RNW Media is an NGO that focuses on countries where there is limited freedom of expression. The organisation tries to make an impact through online channels such as social media and websites. In order to measure that impact, RNW Media drew up a Theory of Change (a kind of KPI framework for NGOs).
It turned out that there was no system that could centrally store the data of 12 websites and related social media channels. Therefore, the metrics from the framework were largely measured manually. In practice, this meant making a printout 12 times of Facebook data, 12 times of Youtube, 12 times of Instagram, et cetera. Due to the large amount of data and increasing complexity, it was impossible to make adjustments based on data. RNW Media asked us to help them automate their processes.
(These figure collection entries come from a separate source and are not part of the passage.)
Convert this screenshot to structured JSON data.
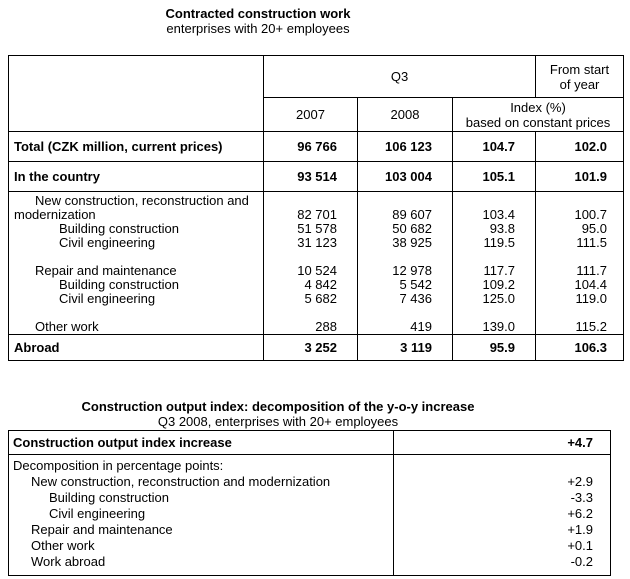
{
  "page": {
    "background": "#ffffff",
    "text_color": "#000000",
    "border_color": "#000000"
  },
  "table1": {
    "title": "Contracted construction work",
    "subtitle": "enterprises with 20+ employees",
    "header": {
      "q3": "Q3",
      "from_start_lines": [
        "From start",
        "of year"
      ],
      "col2007": "2007",
      "col2008": "2008",
      "index_lines": [
        "Index (%)",
        "based on constant prices"
      ]
    },
    "rows": [
      {
        "style": "bold",
        "label": "Total (CZK million, current prices)",
        "v2007": "96 766",
        "v2008": "106 123",
        "index": "104.7",
        "ytd": "102.0"
      },
      {
        "style": "bold",
        "label": "In the country",
        "v2007": "93 514",
        "v2008": "103 004",
        "index": "105.1",
        "ytd": "101.9"
      },
      {
        "style": "section",
        "lines": [
          {
            "label": "New construction, reconstruction and",
            "indent": 1,
            "v2007": "",
            "v2008": "",
            "index": "",
            "ytd": ""
          },
          {
            "label": "modernization",
            "indent": 0,
            "v2007": "82 701",
            "v2008": "89 607",
            "index": "103.4",
            "ytd": "100.7"
          },
          {
            "label": "Building construction",
            "indent": 2,
            "v2007": "51 578",
            "v2008": "50 682",
            "index": "93.8",
            "ytd": "95.0"
          },
          {
            "label": "Civil engineering",
            "indent": 2,
            "v2007": "31 123",
            "v2008": "38 925",
            "index": "119.5",
            "ytd": "111.5"
          },
          {
            "label": "",
            "indent": 0,
            "v2007": "",
            "v2008": "",
            "index": "",
            "ytd": ""
          },
          {
            "label": "Repair and maintenance",
            "indent": 1,
            "v2007": "10 524",
            "v2008": "12 978",
            "index": "117.7",
            "ytd": "111.7"
          },
          {
            "label": "Building construction",
            "indent": 2,
            "v2007": "4 842",
            "v2008": "5 542",
            "index": "109.2",
            "ytd": "104.4"
          },
          {
            "label": "Civil engineering",
            "indent": 2,
            "v2007": "5 682",
            "v2008": "7 436",
            "index": "125.0",
            "ytd": "119.0"
          },
          {
            "label": "",
            "indent": 0,
            "v2007": "",
            "v2008": "",
            "index": "",
            "ytd": ""
          },
          {
            "label": "Other work",
            "indent": 1,
            "v2007": "288",
            "v2008": "419",
            "index": "139.0",
            "ytd": "115.2"
          }
        ]
      },
      {
        "style": "bold-abroad",
        "label": "Abroad",
        "v2007": "3 252",
        "v2008": "3 119",
        "index": "95.9",
        "ytd": "106.3"
      }
    ]
  },
  "table2": {
    "title": "Construction output index: decomposition of the y-o-y increase",
    "subtitle": "Q3 2008, enterprises with 20+ employees",
    "rows": [
      {
        "style": "bold",
        "label": "Construction output index increase",
        "value": "+4.7"
      },
      {
        "style": "section",
        "lines": [
          {
            "label": "Decomposition in percentage points:",
            "indent": 0,
            "value": ""
          },
          {
            "label": "New construction, reconstruction and modernization",
            "indent": 1,
            "value": "+2.9"
          },
          {
            "label": "Building construction",
            "indent": 2,
            "value": "-3.3"
          },
          {
            "label": "Civil engineering",
            "indent": 2,
            "value": "+6.2"
          },
          {
            "label": "Repair and maintenance",
            "indent": 1,
            "value": "+1.9"
          },
          {
            "label": "Other work",
            "indent": 1,
            "value": "+0.1"
          },
          {
            "label": "Work abroad",
            "indent": 1,
            "value": "-0.2"
          }
        ]
      }
    ]
  }
}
The project consists of two parts. In consultation with the client, we prioritised the channels. We then wrote Python scripts with which we brought the data to PowerBI. We retrieved this data as Proof of Concept in separate, local files that you had to call up yourself. When this turned out to work well, we converted the process into a fully automated datalake.
RNW Media wants to be able to analyse all content based on subject matter. That’s why we developed a method in which all social media posts are collected per subject. We linked the website and social media channels for a total overview. There are tools on the market with which you can link different social media channels, but not in a way that suits RNW Media’s working method.
We used Airflow to set up the datalake: this automates and monitors Python jobs. We rewrote the Python scripts from the first phase of the project to Airflow pipelines. This also made it possible to replenish data retroactively.
Creating internal support for the automation of data processing was a nice challenge. In addition to PowerBI, we set up the Metabase tool. In this tool, everyone within RNW Media can ‘click around’ and get insights from the data via a simple interface.
With the help of Airflow we automated the ETL process. The result is stored in the data lake and a new (BigQuery) data warehouse. Here all cleaned data is available and accessible to the analysts. They now all work with the same facts. By combining the warehouse with the data lake, the data storage is central and scalable. The data is automatically refreshed on a daily basis.
RNW Media now has insight into the metrics from the Theory of Change based on social media data, grouped by subject. In the next phase, we will also link the cost data (expenditure on marketing data) to the data warehouse environment. This also gives the NGO insight into the financial costs in relation to the impact they make.
RNW Media employees in 12 different countries now have access to new data on a daily basis. They can use their data to find out how many people are discussing and looking at a subject and how involved they are. This provides clear insight into the questions that arise around a topic. The NGO can also respond better to the information needs of their target groups and make an even greater social impact.
We are still working on creating new links between the online channels of RNW Media and the datalake. The datalake now mainly contains raw data. We are going to clean up and combine this even further. As soon as all sources are connected, we will build a business layer on top of the data layer that RNW Media’s Analysts can work with themselves.
In the future, the data warehouse will function as the single source of truth. Where possible (and efficient), we will also add offline data sources.